China can help cricket get Olympic status - ACC chief
"China's standing as the world's leading sporting nation can play a major role in influencing future Olympic rosters," Huq was quoted as saying by the Associated Press of Pakistan. He said China's say could help cricket's chances of making it to Olympics and that's why the game needed to be developed in the country. "I don't know if cricket can make it into the London Olympics in 2012, where it could have demonstration status, but maybe the one after that."
Huq indicated that although over 100 countries played the sport, the participation of a major nation like China could help it qualify as a truly global sport.

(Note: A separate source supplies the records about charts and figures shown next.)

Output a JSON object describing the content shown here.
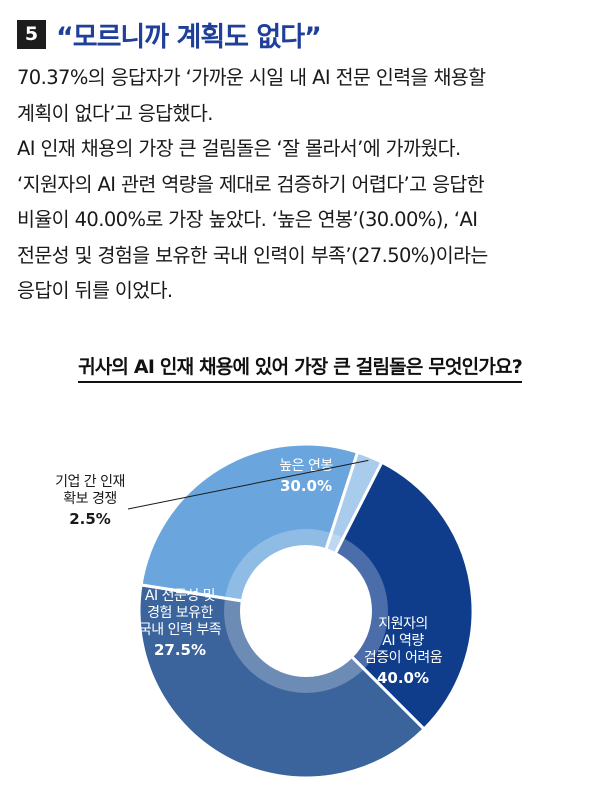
{
  "header": {
    "number": "5",
    "title": "“모르니까 계획도 없다”"
  },
  "body": {
    "paragraph1": "70.37%의 응답자가 ‘가까운 시일 내 AI 전문 인력을 채용할\n계획이 없다’고 응답했다.",
    "paragraph2": "AI 인재 채용의 가장 큰 걸림돌은 ‘잘 몰라서’에 가까웠다.\n‘지원자의 AI 관련 역량을 제대로 검증하기 어렵다’고 응답한\n비율이 40.00%로 가장 높았다. ‘높은 연봉’(30.00%), ‘AI\n전문성 및 경험을 보유한 국내 인력이 부족’(27.50%)이라는\n응답이 뒤를 이었다."
  },
  "chart_data": {
    "type": "pie",
    "title": "귀사의 AI 인재 채용에 있어 가장 큰 걸림돌은 무엇인가요?",
    "slices": [
      {
        "label": [
          "높은 연봉"
        ],
        "value": 30.0,
        "value_label": "30.0%",
        "color": "#0f3d8c",
        "text_color": "#ffffff"
      },
      {
        "label": [
          "지원자의",
          "AI 역량",
          "검증이 어려움"
        ],
        "value": 40.0,
        "value_label": "40.0%",
        "color": "#3b649d",
        "text_color": "#ffffff"
      },
      {
        "label": [
          "AI 전문성 및",
          "경험 보유한",
          "국내 인력 부족"
        ],
        "value": 27.5,
        "value_label": "27.5%",
        "color": "#6aa6dd",
        "text_color": "#ffffff"
      },
      {
        "label": [
          "기업 간 인재",
          "확보 경쟁"
        ],
        "value": 2.5,
        "value_label": "2.5%",
        "color": "#a9cbec",
        "text_color": "#1a1a1a"
      }
    ],
    "start_angle_deg": -63,
    "inner_ring_color": "#ffffff"
  }
}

He felt cricket's debut at the 2010 Guangzhou Asian Games could be an opportunity to popularise the game in China.
He expressed confidence over the game's progress in Asia. "Eventually cricket will become the biggest game in the Asian Games - the number one, because it is seen by the most and it is followed by the most," he said.
Huq, who visited Guangzhou to see the cricket facilities being developed for the Asian Games, also praised the Pakistan Cricket Board for its assistance in promoting the game in China.
Meanwhile, Malcolm Speed, the chief executive of the International Cricket Council, indicated cricket's ambitions of making it to the Olympics on a visit to India. "The ICC is in the process of seeking membership of the IOC [International Olympic Committee] which will be completed by this year and the long-term objective is to have cricket in Olympics," he told AFP. With the Twenty20 World Championship to be held September, Speed also suggested that the format would be the ideal one for the Olympics.
Cricket has been played only once at the Olympics, in 1900, though only one match was played, between England and France. Cricket also featured in the 1998 Commonwealth games in Malaysia.